Department of Pediatrics, The University of Texas Medical Branch at Galveston, Galveston, TX 77555-0366, USA.
Am J Respir Crit Care Med. 2011 Jun 1;183(11):1550-60. doi: 10.1164/rccm.201010-1755OC. Epub 2011 Mar 4.
Respiratory syncytial virus (RSV) is a major cause of lower respiratory tract infections in children, for which no specific treatment or vaccine is currently available. We have previously shown that RSV induces reactive oxygen species in cultured cells and oxidative injury in the lungs of experimentally infected mice. The mechanism(s) of RSV-induced oxidative stress in vivo is not known.
To measure changes of lung antioxidant enzymes expression/activity and activation of NF-E2-related factor 2 (Nrf2), a transcription factor that regulates detoxifying and antioxidant enzyme gene expression, in mice and in infants with naturally acquired RSV infection.
Superoxide dismutase 1 (SOD 1), SOD 2, SOD 3, catalase, glutathione peroxidase, and glutathione S-transferase, as well as Nrf2 expression, were measured in murine bronchoalveolar lavage, cell extracts of conductive airways, and/or in human nasopharyngeal secretions by Western blot and two-dimensional gel electrophoresis. Antioxidant enzyme activity and markers of oxidative cell injury were measured in either murine bronchoalveolar lavage or nasopharyngeal secretions by colorimetric/immunoassays.

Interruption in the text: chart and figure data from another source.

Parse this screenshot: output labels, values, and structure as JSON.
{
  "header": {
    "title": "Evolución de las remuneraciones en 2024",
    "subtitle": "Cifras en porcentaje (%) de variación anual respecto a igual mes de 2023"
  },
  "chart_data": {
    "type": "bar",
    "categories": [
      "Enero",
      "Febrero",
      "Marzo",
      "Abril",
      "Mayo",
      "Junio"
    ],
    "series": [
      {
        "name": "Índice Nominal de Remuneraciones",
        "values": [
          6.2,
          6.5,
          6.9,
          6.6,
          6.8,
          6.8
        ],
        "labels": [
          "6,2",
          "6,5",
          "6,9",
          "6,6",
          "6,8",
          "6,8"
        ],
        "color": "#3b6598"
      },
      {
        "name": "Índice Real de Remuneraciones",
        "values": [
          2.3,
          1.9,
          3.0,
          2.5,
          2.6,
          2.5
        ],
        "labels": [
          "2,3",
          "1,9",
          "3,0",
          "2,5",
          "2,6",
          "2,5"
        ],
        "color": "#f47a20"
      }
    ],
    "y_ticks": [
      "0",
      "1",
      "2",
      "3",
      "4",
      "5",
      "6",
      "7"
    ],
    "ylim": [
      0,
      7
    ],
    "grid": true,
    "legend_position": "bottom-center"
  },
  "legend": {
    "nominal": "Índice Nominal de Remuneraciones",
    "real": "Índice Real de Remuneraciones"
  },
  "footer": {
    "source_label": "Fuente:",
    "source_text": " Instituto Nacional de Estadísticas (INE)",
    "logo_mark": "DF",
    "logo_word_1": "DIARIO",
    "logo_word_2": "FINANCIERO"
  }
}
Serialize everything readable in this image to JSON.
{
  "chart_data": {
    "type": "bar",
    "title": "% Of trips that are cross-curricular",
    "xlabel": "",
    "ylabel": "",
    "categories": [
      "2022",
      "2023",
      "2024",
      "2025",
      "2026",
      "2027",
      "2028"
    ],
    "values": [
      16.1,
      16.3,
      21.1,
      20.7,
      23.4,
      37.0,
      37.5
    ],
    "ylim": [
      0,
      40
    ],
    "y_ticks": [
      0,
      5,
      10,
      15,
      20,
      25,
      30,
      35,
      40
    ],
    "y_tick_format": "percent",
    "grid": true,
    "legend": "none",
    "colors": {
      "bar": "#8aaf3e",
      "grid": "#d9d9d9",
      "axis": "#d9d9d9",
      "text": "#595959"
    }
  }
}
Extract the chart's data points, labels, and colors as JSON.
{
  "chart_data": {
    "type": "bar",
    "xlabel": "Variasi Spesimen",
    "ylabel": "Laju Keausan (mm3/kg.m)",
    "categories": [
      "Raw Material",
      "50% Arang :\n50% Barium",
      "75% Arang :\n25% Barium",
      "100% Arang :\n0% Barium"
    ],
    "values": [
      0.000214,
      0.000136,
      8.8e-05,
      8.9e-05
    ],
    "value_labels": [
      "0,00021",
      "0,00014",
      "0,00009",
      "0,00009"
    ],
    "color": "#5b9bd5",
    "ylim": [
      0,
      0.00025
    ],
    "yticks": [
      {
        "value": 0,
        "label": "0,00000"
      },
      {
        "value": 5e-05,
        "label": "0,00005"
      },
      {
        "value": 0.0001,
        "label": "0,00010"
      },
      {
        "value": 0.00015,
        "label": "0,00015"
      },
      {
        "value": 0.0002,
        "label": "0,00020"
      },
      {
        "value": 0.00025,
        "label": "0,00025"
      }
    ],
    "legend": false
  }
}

RSV infection induced a significant decrease in the expression and/or activity of SOD, catalase, glutathione S-transferase, and glutathione peroxidase in murine lungs and in the airways of children with severe bronchiolitis. Markers of oxidative damage correlated with severity of clinical illness in RSV-infected infants. Nrf2 expression was also significantly reduced in the lungs of viral-infected mice.
RSV infection induces significant down-regulation of the airway antioxidant system in vivo, likely resulting in lung oxidative damage. Modulation of oxidative stress may pave the way toward important advances in the therapeutic approach of RSV-induced acute lung disease.
呼吸道合胞病毒(RSV)是导致儿童下呼吸道感染的主要原因,目前尚无特效治疗或疫苗。我们之前的研究表明 RSV 可诱导培养细胞产生活性氧(ROS),并导致实验性感染小鼠肺部氧化损伤。RSV 诱导体内氧化应激的机制尚不清楚。
测量 RSV 感染自然发生的小鼠和婴儿肺部抗氧化酶表达/活性变化,以及核因子 E2 相关因子 2(Nrf2)的激活情况,Nrf2 是一种调节解毒和抗氧化酶基因表达的转录因子。
采用 Western blot 和二维凝胶电泳法测量小鼠支气管肺泡灌洗液、传导气道细胞提取物中的超氧化物歧化酶 1(SOD1)、SOD2、SOD3、过氧化氢酶、谷胱甘肽过氧化物酶和谷胱甘肽 S-转移酶,以及 Nrf2 表达。通过比色/免疫测定法测量小鼠支气管肺泡灌洗液或鼻咽分泌物中的抗氧化酶活性和氧化细胞损伤标志物。
RSV 感染导致小鼠肺部和重症毛细支气管炎儿童气道中 SOD、过氧化氢酶、谷胱甘肽 S-转移酶和谷胱甘肽过氧化物酶的表达和/或活性显著降低。氧化损伤标志物与 RSV 感染婴儿的临床疾病严重程度相关。病毒感染小鼠的 Nrf2 表达也明显降低。
RSV 感染可导致体内气道抗氧化系统显著下调,可能导致肺部氧化损伤。氧化应激的调节可能为 RSV 诱导的急性肺疾病的治疗方法开辟重要途径。